In DR Horton Inc., the board held that the pursuit of class action litigation or other class-based relief was protected concerted activity under the NLRA, and therefore employers’ use of mandatory arbitration agreements that include a waiver of the right to make classwide claims constitutes an unfair labor practice.

But trial and appellate courts across the country have taken a different view, ruling that such mandatory arbitration clauses do not run afoul of federal labor law. Most notably, the 8th Circuit’s Jan. 7 ruling in Owen v. Bristol Care held that a mandatory arbitration clause that precluded class claims was valid and did not violate the Fair Labor Standards Act.

Though the employee in that case relied in part on the DR Horton Inc. ruling, the court declined to follow the NLRB, saying that appellate court judges “owe no deference to its reasoning” and noting that “although no court of appeals has addressed DR Horton, nearly all of the district courts to consider the decision have declined to follow it.”

Challenges based on merits, recess appointments

Ron Chapman Jr., a shareholder in the Dallas office of Ogletree Deakins who represents DR Horton in the 5th Circuit appeal, said the board’s ruling is based on a faulty legal premise that employees have a statutorily protected right to bring class claims.
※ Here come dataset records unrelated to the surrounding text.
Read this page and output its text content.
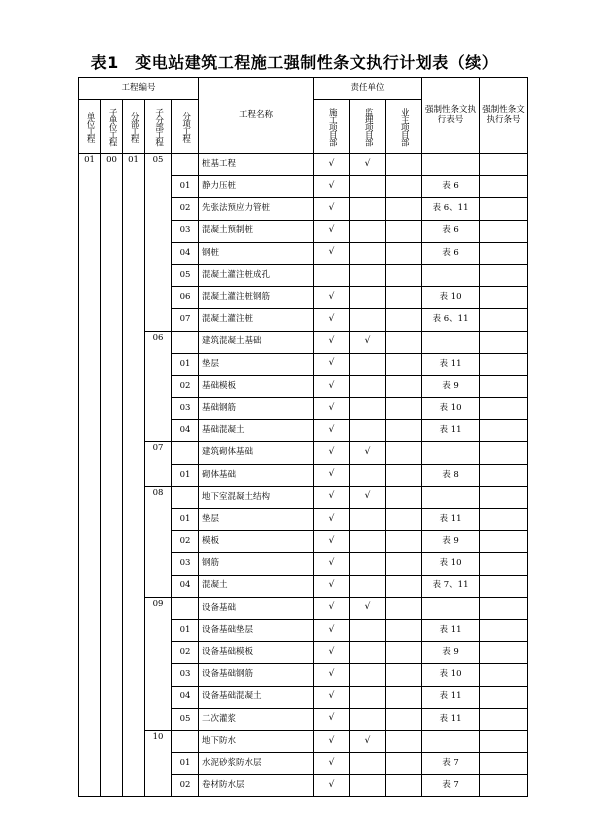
表1　变电站建筑工程施工强制性条文执行计划表（续）
工程编号					工程名称	责任单位			强制性条文执行表号	强制性条文执行条号

单位工程	子单位工程	分部工程	子分部工程	分项工程		施工项目部	监理项目部	业主项目部		

01	00	01	05		桩基工程	√	√			
				01	静力压桩	√			表 6	
				02	先张法预应力管桩	√			表 6、11	
				03	混凝土预制桩	√			表 6	
				04	钢桩	√			表 6	
				05	混凝土灌注桩成孔					
				06	混凝土灌注桩钢筋	√			表 10	
				07	混凝土灌注桩	√			表 6、11	
			06		建筑混凝土基础	√	√			
				01	垫层	√			表 11	
				02	基础模板	√			表 9	
				03	基础钢筋	√			表 10	
				04	基础混凝土	√			表 11	
			07		建筑砌体基础	√	√			
				01	砌体基础	√			表 8	
			08		地下室混凝土结构	√	√			
				01	垫层	√			表 11	
				02	模板	√			表 9	
				03	钢筋	√			表 10	
				04	混凝土	√			表 7、11	
			09		设备基础	√	√			
				01	设备基础垫层	√			表 11	
				02	设备基础模板	√			表 9	
				03	设备基础钢筋	√			表 10	
				04	设备基础混凝土	√			表 11	
				05	二次灌浆	√			表 11	
			10		地下防水	√	√			
				01	水泥砂浆防水层	√			表 7	
				02	卷材防水层	√			表 7	
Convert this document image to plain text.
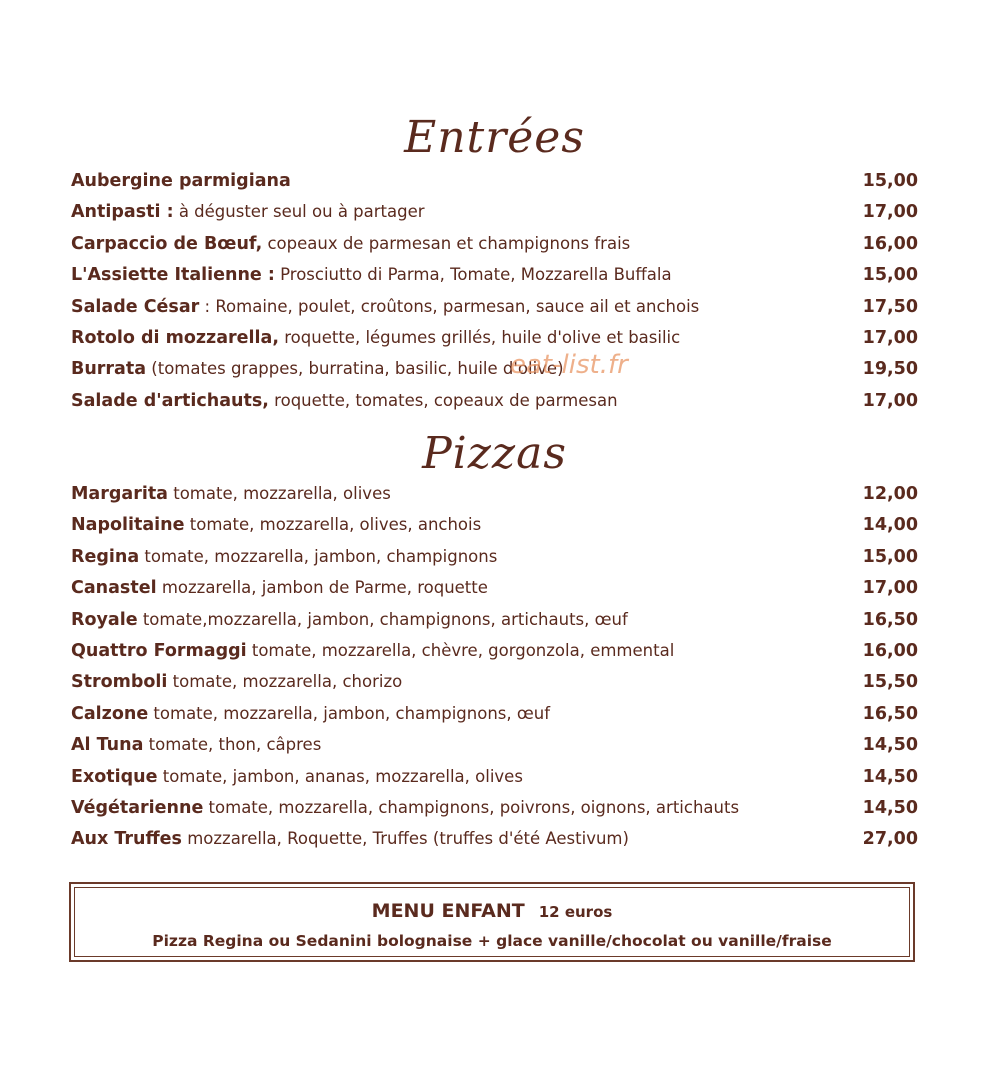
Entrées
Aubergine parmigiana	15,00
Antipasti : à déguster seul ou à partager	17,00
Carpaccio de Bœuf, copeaux de parmesan et champignons frais	16,00
L'Assiette Italienne : Prosciutto di Parma, Tomate, Mozzarella Buffala	15,00
Salade César : Romaine, poulet, croûtons, parmesan, sauce ail et anchois	17,50
Rotolo di mozzarella, roquette, légumes grillés, huile d'olive et basilic	17,00
Burrata (tomates grappes, burratina, basilic, huile d'olive)	19,50
Salade d'artichauts, roquette, tomates, copeaux de parmesan	17,00
eat-list.fr
Pizzas
Margarita tomate, mozzarella, olives	12,00
Napolitaine tomate, mozzarella, olives, anchois	14,00
Regina tomate, mozzarella, jambon, champignons	15,00
Canastel mozzarella, jambon de Parme, roquette	17,00
Royale tomate,mozzarella, jambon, champignons, artichauts, œuf	16,50
Quattro Formaggi tomate, mozzarella, chèvre, gorgonzola, emmental	16,00
Stromboli tomate, mozzarella, chorizo	15,50
Calzone tomate, mozzarella, jambon, champignons, œuf	16,50
Al Tuna tomate, thon, câpres	14,50
Exotique tomate, jambon, ananas, mozzarella, olives	14,50
Végétarienne tomate, mozzarella, champignons, poivrons, oignons, artichauts	14,50
Aux Truffes mozzarella, Roquette, Truffes (truffes d'été Aestivum)	27,00
MENU ENFANT 12 euros
Pizza Regina ou Sedanini bolognaise + glace vanille/chocolat ou vanille/fraise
“There is no such right,” Chapman said. “It does not exist in the clear, written text of the statute.”

During Feb. 4 oral arguments before the 5th Circuit, Kira Dellinger Vol, counsel for the NLRB, disagreed.

“The board and the courts have long held that employees’ right under the National Labor Relations Act to act concertedly for mutual aid or protection encompasses the right to litigate work-related claims concertedly,” Vol told the judges. Any agreement or rule that circumvents that right, she argued, “violates the National Labor Relations Act.”

A decision from the 5th Circuit could come by the spring, but Chapman said the legal momentum is strongly against the NLRB.

“If you do the math, in the 13 months since the NLRB’s decision, 26 different courts have rejected it, including the 8th Circuit Court of Appeals,” Chapman said.

The ruling is facing additional challenges on the basis of a January ruling from the D.C. Circuit that the recess appointments of three members to the NLRB last year were unconstitutional.

The D.C. Circuit’s ruling came down after the 5th Circuit appeal was already underway, but latter courts could take up the constitutional challenge as well. If it holds that the three board members acted without authority, the case could be thrown out.

All these factors make it more likely that the Supreme Court will step in to settle the law on the use of class action waivers in the employment context.

Despite the Supreme Court’s ruling in AT&T Mobility v. Concepcion and other rulings upholding such waivers in arbitration contracts, “the NLRB is still taking the position it did in DR Horton,” Bopst said. “I’m not going to tell my clients right now to use a mandatory arbitration provision. I really think there’s a strong likelihood that this will end up before the Supreme Court.”